The question remains: is the damage done? Is it just too late to get everyone back?
I think it is.
There was never any controversy about the Walther P-22 handgun that benefitted the Susan G Komen marketing machine. Why? Well, because like abortions handguns are legal.
The question I’d like to ask of all of you is how you’ll spend that time. You see the Susan G Komen Foundation didn’t just steal your money and spend it suing other non profits who are actively seeking cures for cancer, they stole your time.
All that time spent walking, training and fundraising. My question to you is this:
How will you use that time to benefit women in your own backyard? It could prove to be quite valuable.
UPDATE: Folks keep asking if this is a real gun. Yes, it is… you know the saying, “Some comedy writes itself.”
UPDATE: The Susan G Komen foundation also stopped funding embryonic stem cell research centers. If you think for a single solitary second that SGK cares about the health of women you are wrong.
I hear what you are saying Jessica but I wonder how many people outside of the blogosphere take any time to look more deeply into what is going on at Komen.
I suspect that many won’t and that the news of the ‘reversal’ will be enough for them to go back to the bubble they walk around in.
I can’t believe that handgun is real. I used a cigarette package in my blog post, but it wasn’t real. I’m speechless with that one.
It’s absolutely a case of too little, too late. I have learned a lot about SGK in the past week, and I’m not alone. Not just about their ability to be swayed by politics, but about other ways they use money raised that doesn’t benefit a single cancer patient. It was a real eye opener to a lot of people. My money will go elsewhere from now on. I’ve already donated my annual Race for the Cure registration fee to Planned Parenthood, and have signed up to volunteer at the Rocky Mountain Avon walk.
Do your research with Avon. They haven’t managed money well historically and the products they sell may or may not have ingredients that may or may not be problematic.
Again I don’t know anything concretely. I haven’t researched but I’d be curious to see what people ate finding.
The whole pink ribbon campaign has pissed me off for years. Mainly because all these companies that support it only support that campaign. You can buy practically anything with an association with that pink ribbon — canned food, make-up, kitchen appliances — every seen anything like that for cervical cancer or HPV?

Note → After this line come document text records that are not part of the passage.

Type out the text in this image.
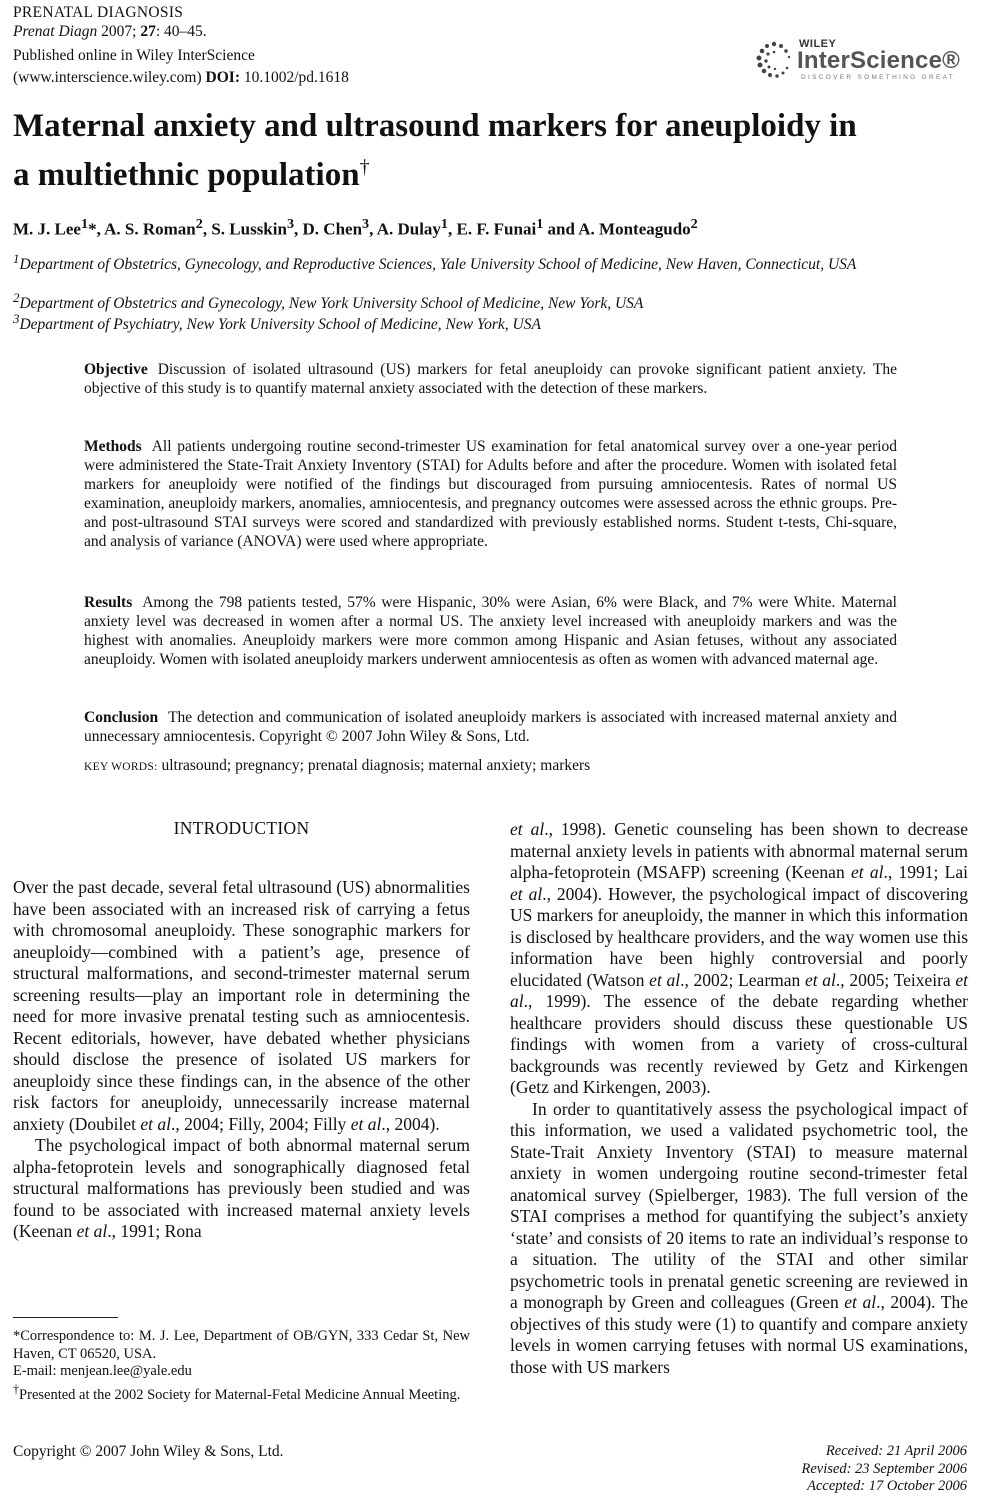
PRENATAL DIAGNOSIS
Prenat Diagn 2007; 27: 40–45.
Published online in Wiley InterScience
(www.interscience.wiley.com) DOI: 10.1002/pd.1618
WILEY
InterScience®
DISCOVER SOMETHING GREAT
Maternal anxiety and ultrasound markers for aneuploidy in
a multiethnic population†
M. J. Lee$^1$*, A. S. Roman$^2$, S. Lusskin$^3$, D. Chen$^3$, A. Dulay$^1$, E. F. Funai$^1$ and A. Monteagudo$^2$
$^1$Department of Obstetrics, Gynecology, and Reproductive Sciences, Yale University School of Medicine, New Haven, Connecticut, USA
$^2$Department of Obstetrics and Gynecology, New York University School of Medicine, New York, USA
$^3$Department of Psychiatry, New York University School of Medicine, New York, USA
Objective Discussion of isolated ultrasound (US) markers for fetal aneuploidy can provoke significant patient anxiety. The objective of this study is to quantify maternal anxiety associated with the detection of these markers.
Methods All patients undergoing routine second-trimester US examination for fetal anatomical survey over a one-year period were administered the State-Trait Anxiety Inventory (STAI) for Adults before and after the procedure. Women with isolated fetal markers for aneuploidy were notified of the findings but discouraged from pursuing amniocentesis. Rates of normal US examination, aneuploidy markers, anomalies, amniocentesis, and pregnancy outcomes were assessed across the ethnic groups. Pre- and post-ultrasound STAI surveys were scored and standardized with previously established norms. Student t-tests, Chi-square, and analysis of variance (ANOVA) were used where appropriate.
Results Among the 798 patients tested, 57% were Hispanic, 30% were Asian, 6% were Black, and 7% were White. Maternal anxiety level was decreased in women after a normal US. The anxiety level increased with aneuploidy markers and was the highest with anomalies. Aneuploidy markers were more common among Hispanic and Asian fetuses, without any associated aneuploidy. Women with isolated aneuploidy markers underwent amniocentesis as often as women with advanced maternal age.
Conclusion The detection and communication of isolated aneuploidy markers is associated with increased maternal anxiety and unnecessary amniocentesis. Copyright © 2007 John Wiley & Sons, Ltd.
KEY WORDS: ultrasound; pregnancy; prenatal diagnosis; maternal anxiety; markers
INTRODUCTION

Over the past decade, several fetal ultrasound (US) abnormalities have been associated with an increased risk of carrying a fetus with chromosomal aneuploidy. These sonographic markers for aneuploidy—combined with a patient’s age, presence of structural malformations, and second-trimester maternal serum screening results—play an important role in determining the need for more invasive prenatal testing such as amniocentesis. Recent editorials, however, have debated whether physicians should disclose the presence of isolated US markers for aneuploidy since these findings can, in the absence of the other risk factors for aneuploidy, unnecessarily increase maternal anxiety (Doubilet et al., 2004; Filly, 2004; Filly et al., 2004).

The psychological impact of both abnormal maternal serum alpha-fetoprotein levels and sonographically diagnosed fetal structural malformations has previously been studied and was found to be associated with increased maternal anxiety levels (Keenan et al., 1991; Rona

et al., 1998). Genetic counseling has been shown to decrease maternal anxiety levels in patients with abnormal maternal serum alpha-fetoprotein (MSAFP) screening (Keenan et al., 1991; Lai et al., 2004). However, the psychological impact of discovering US markers for aneuploidy, the manner in which this information is disclosed by healthcare providers, and the way women use this information have been highly controversial and poorly elucidated (Watson et al., 2002; Learman et al., 2005; Teixeira et al., 1999). The essence of the debate regarding whether healthcare providers should discuss these questionable US findings with women from a variety of cross-cultural backgrounds was recently reviewed by Getz and Kirkengen (Getz and Kirkengen, 2003).

In order to quantitatively assess the psychological impact of this information, we used a validated psychometric tool, the State-Trait Anxiety Inventory (STAI) to measure maternal anxiety in women undergoing routine second-trimester fetal anatomical survey (Spielberger, 1983). The full version of the STAI comprises a method for quantifying the subject’s anxiety ‘state’ and consists of 20 items to rate an individual’s response to a situation. The utility of the STAI and other similar psychometric tools in prenatal genetic screening are reviewed in a monograph by Green and colleagues (Green et al., 2004). The objectives of this study were (1) to quantify and compare anxiety levels in women carrying fetuses with normal US examinations, those with US markers

*Correspondence to: M. J. Lee, Department of OB/GYN, 333 Cedar St, New Haven, CT 06520, USA.
E-mail: menjean.lee@yale.edu
†Presented at the 2002 Society for Maternal-Fetal Medicine Annual Meeting.
Copyright © 2007 John Wiley & Sons, Ltd.	Received: 21 April 2006
Revised: 23 September 2006
Accepted: 17 October 2006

There is more to a woman than a pair of boobs. No one knows that January was Cervical Cancer Awareness month. Did you? Not likely because it gets no press. But as a cervical cancer survivor, it pisses me off. This month is Women’s heart disease month. Everyone knows about the Red Dress Campaign, right? But not cervical cancer month. I say stop donating to Susan G. Komen and start donating to http://www.nccc-online.org.html. HPV is the most prevalent STD there is but, in my opinion, because it doesn’t affect men often or something they care about (tits), no one cares.
Yes. This.
Thank you. I’m glad someone agrees with me.